Mirror of Justice

A blog dedicated to the development of Catholic legal theory.
Affiliated with the Program on Church, State & Society at Notre Dame Law School.

Wednesday, November 2, 2011

More Camosy, this time on population and food (and also Kotkin)

In "The Ethics of a World at 7 billion", available here, at the Washington Post, Prof. Charles Camosy notes that this latest population milestone is being used / exploited in a variety of ways and concludes:

[T]he lesson to learn from this milestone, especially for those who have a religious motivation to aid the poor and care for the earth, is not that we should impose a secular, Western understanding of reproductive control on poor people of color in the global south. This is a new kind of colonialism. Instead, we should take a hard look at the everyday choices we make and how they affect the earth. This benchmark offers us a chance to honestly examine our lifestyles and see if they can be offered to a God who demands good stewardship of the Earth and its resources.

So long as Camosy does not mean by this (but I fear he does!) that we should stop eating meat (says the guy with the Friday reservation at Ruth's Chris) . . . hear, hear!  I would add, though:  It is sometimes the policy proposals of people who claim to be acting in the interests of, and caring about, "the [e]arth", its ecosystems, the natural environment, etc., that make it more difficult to feed the world's poor and vulnerable.  We should look critically at such proposals, and ask -- do they really serve the interests of the vulnerable, or do they serve instead to promote our aesthetics and sense of self-satisfaction?  

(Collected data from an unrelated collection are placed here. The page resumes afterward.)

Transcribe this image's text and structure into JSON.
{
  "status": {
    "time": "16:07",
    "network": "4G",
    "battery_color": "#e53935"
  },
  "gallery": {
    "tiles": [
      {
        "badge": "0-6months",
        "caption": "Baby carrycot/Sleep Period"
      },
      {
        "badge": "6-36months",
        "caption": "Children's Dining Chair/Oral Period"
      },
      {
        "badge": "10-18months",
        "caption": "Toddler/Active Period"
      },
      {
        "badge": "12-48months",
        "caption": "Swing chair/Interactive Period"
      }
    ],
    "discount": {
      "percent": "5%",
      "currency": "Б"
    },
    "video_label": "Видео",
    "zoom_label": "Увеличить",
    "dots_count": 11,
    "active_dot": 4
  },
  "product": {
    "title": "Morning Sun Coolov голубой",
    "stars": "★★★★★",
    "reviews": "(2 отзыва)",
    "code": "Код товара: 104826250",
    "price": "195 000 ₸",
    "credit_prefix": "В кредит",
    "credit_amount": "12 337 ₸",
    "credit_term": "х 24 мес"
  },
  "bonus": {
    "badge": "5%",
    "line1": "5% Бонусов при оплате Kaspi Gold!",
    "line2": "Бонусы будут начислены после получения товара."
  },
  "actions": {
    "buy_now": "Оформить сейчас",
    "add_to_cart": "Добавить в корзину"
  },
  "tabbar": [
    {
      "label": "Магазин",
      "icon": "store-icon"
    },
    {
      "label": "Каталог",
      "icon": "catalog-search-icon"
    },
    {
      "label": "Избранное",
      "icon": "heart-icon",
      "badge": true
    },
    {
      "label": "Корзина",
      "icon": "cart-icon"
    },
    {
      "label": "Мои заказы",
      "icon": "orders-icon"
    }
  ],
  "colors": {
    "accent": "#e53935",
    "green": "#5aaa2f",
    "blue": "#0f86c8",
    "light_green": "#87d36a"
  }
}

UPDATE:  Joel Kotkin observes, on the occasion of this milestone, that overpopulation is not, in fact, "the problem" . . . it's "too few babies."  (Kotkin unfortunately tip-toes past the elephant when he refers to Deng Xiaoping’s "rightful concern about overpopulation at the end of the Mao era[.]")  Commenting on declining birthrates, and the increasing number of women who report plans to have no children, he concludes:

If this trend gains momentum, we may yet witness one of the greatest demographic revolutions in human history. As larger portions of the population eschew marriage and children, today’s projections of old age dependency ratios may end up being wildly understated.  More important, the very things that have driven human society from primitive time — such as family and primary concern for children — will be shoved ever more to the sidelines. Our planet may be less crowded and frenetic, but, as in many of our child-free environments, a little bit sad and lot less vibrant.

Our future may well prove very different from the Malthusian dystopia widely promoted in the 1960s and still widely accepted throughout the media. With fewer children and workers, and more old folks, the “population bomb” end up being more of an implosion than an explosion.

I worry that "shoved to the sidelines" might understate the matter.